PHOENIX--- The US Department of Justice investigation into abuse of power allegations against Maricopa County Sheriff Joe Arpaio and former County Attorney Andrew Thomas is closed. US Attorney Ann Birmingham Scheel released a brief statement, saying her office will not press criminal charges.
The statement arrived in a press release sent at 4:59pm Friday night. It contained no explanation of the charges, the evidence gathered, or the decision not to prosecute.
Calls to the US Attorney's office in Phoenix went directly to voicemail Friday. The message specifically said they would have no further comment regarding the Maricopa County matter.
The feds have been investigation the abuse of power charges since at least January 2009. A grand jury convened several times to review evidence and interview witnesses.

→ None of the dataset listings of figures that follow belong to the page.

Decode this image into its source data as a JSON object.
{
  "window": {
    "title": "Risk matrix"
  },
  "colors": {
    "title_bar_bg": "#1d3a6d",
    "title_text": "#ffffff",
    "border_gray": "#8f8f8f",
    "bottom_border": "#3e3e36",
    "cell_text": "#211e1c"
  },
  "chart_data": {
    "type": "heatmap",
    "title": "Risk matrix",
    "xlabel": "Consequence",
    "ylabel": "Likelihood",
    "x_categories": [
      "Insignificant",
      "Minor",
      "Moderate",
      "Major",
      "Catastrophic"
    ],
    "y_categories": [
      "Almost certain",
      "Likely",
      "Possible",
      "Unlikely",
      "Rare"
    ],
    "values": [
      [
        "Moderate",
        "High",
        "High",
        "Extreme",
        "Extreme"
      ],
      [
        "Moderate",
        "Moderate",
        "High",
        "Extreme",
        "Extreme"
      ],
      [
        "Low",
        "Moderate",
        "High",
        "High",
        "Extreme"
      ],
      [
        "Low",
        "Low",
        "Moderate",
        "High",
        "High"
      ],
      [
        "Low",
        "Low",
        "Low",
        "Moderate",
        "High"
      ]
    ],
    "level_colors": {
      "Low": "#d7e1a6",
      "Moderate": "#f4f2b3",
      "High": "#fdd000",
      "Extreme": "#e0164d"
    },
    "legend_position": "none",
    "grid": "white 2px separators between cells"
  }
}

Many of them were county workers and officials who claim they were harassed, intimidated, and retaliated against for opposing Arpaio's policies.
"Joe Arpaio went after anyone who opposed him, particularly on his budget and on racial profiling allegations," said County Supervisor Mary Rose Wilcox Friday night, "He arrested [County Supervisor] Don Stapley twice. He charged me. We were all cleared. [County Supervisor] Andy Kunasek was due to be charged and terrorized."
Wilcox says lower-level county employees were also intimidated.
"Twenty budget analysts were visited at their homes by deputies, terrorizing them. No subpoenas, no warrants, just telling them that they weren't looking at Sheriff Arpaio's budget right," Wilcox said.
Arpaio found out about the DOJ's conclusion when his plane landed back in Phoenix Friday, after his trip to the Republican National Convention.
"I never had any doubts," said Arpaio, about the DOJ's decision to drop the case.
"I'm not going to get into the politics about whether this was a witch-hunt, but the bottom line is: we were cleared," said the sheriff.
His critics were more surprised that the feds declined to prosecute.
"I just can't believe it. I just don't know what's behind it. Why would they do a two-and-a-half year investigation and totally clear these people, when they terrorized the community? Life takes weird turns and this is one of them," Wilcox told 3TV.
While the Department of Justice provided no explanation to the public Friday, an official did send a letter to Maricopa County Attorney Bill Montgomery.
According to the letter, the DOJ found improper behavior among MCSO officials and the county attorney, but nothing that could meet the heavy burden they would have to prove in court.
The Department of Justice says Friday's announcement has nothing to do with a separate, ongoing investigation into civil rights abuse allegations against Arpaio's department.